Abstract

Abstract We carried out 3D-hydrodynamical calculations for the interaction of expanding supernova ejecta with the dense circumstellar matter (CSM) and the rarefied interstellar medium (ISM) outside. The CSM is composed of stellar-wind matter from the progenitor in its pre-supernova phase, and assumed to be axially symmetric: more matter around the equator than in the polar direction driven by rotation of the progenitor. Because of the high density of the CSM, the ionization state of the shock-heated ejecta quickly becomes equilibrium with the electron temperature. When the blast wave breaks out of the CSM into the rarefied ISM, the shocked ejecta cools rapidly due to adiabatic expansion, and hence an over-ionized/recombining plasma would be left. The ejecta is reheated by the second reverse shock due to the interaction with the ISM. We calculated the emission measure of the supernova remnant (SNR) along the line of sight, and found that the over-ionized plasma appears to be bar-like with wings in the edge-on (equatorial view), while shell-like in the face-on (polar view) geometry with respect to the rotation axis.
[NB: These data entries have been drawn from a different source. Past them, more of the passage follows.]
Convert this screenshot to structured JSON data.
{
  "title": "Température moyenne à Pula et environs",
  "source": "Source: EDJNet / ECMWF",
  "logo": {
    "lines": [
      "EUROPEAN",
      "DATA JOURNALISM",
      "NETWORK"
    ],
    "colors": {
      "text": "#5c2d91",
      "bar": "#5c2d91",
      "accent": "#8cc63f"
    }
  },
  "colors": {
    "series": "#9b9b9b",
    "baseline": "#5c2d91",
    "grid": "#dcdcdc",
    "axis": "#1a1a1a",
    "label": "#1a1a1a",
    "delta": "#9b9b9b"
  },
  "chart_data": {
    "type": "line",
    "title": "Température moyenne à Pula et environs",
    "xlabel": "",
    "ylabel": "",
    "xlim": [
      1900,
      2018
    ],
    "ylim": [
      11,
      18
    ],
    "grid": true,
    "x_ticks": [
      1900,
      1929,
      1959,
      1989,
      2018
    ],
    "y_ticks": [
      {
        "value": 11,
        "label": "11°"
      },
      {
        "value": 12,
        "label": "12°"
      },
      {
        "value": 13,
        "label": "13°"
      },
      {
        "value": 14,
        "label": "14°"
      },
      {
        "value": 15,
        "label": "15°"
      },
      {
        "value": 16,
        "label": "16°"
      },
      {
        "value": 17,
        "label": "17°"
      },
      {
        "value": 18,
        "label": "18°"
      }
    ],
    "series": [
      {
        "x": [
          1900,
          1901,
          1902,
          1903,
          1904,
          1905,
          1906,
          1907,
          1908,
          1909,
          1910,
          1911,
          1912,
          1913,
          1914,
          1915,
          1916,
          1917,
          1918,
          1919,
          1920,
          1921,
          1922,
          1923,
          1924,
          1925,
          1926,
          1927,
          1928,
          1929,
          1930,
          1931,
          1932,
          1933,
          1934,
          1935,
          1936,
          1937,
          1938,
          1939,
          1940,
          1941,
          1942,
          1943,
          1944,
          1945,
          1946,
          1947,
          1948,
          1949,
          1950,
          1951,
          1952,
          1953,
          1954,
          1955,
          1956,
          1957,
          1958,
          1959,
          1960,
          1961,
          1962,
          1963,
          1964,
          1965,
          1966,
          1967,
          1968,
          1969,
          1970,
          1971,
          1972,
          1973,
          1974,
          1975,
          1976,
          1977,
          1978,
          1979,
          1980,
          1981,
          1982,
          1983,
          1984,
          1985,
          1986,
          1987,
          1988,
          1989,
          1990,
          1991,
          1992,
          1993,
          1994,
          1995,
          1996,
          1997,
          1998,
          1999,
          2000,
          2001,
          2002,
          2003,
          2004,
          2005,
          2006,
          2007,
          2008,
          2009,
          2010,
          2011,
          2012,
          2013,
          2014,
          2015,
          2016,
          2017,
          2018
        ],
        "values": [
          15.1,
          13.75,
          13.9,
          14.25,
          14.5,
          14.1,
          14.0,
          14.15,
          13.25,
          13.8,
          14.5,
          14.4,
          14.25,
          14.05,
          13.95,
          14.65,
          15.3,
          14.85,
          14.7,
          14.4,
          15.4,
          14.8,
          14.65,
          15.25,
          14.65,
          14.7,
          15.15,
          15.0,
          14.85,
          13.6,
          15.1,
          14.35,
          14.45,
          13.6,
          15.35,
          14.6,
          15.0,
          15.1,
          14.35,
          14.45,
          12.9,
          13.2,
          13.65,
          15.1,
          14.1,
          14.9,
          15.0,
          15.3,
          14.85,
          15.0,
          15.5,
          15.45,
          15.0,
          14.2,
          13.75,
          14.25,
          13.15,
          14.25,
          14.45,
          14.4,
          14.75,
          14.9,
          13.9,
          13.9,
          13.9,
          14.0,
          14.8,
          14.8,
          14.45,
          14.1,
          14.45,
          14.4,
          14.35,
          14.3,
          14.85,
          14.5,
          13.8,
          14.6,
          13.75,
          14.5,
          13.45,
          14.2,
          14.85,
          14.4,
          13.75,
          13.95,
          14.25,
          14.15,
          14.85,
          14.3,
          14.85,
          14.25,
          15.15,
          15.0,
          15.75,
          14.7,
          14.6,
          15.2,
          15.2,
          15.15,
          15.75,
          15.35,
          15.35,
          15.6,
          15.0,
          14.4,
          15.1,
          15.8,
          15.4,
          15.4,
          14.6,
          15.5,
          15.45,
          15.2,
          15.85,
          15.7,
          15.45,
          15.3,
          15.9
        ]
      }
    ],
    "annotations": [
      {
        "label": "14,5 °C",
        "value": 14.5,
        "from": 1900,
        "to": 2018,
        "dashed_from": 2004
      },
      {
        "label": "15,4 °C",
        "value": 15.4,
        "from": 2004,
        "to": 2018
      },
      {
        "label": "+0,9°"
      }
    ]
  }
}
Hot gas heated by the blast wave exists in the outermost region of the SNR with a nearly complete shell, but the X-rays therefrom are too faint to be observable. Thus, depending on the viewing angle, the SNR of the over-ionized plasma would exhibit a center-filled morphology in X-rays, like W 49 B, a mixed-morphology SNR. The bar-like structure is swept out by the second reverse shock and disappears eventually, and then the SNR becomes shell-like in both the equatorial and polar views in the later phase of evolution.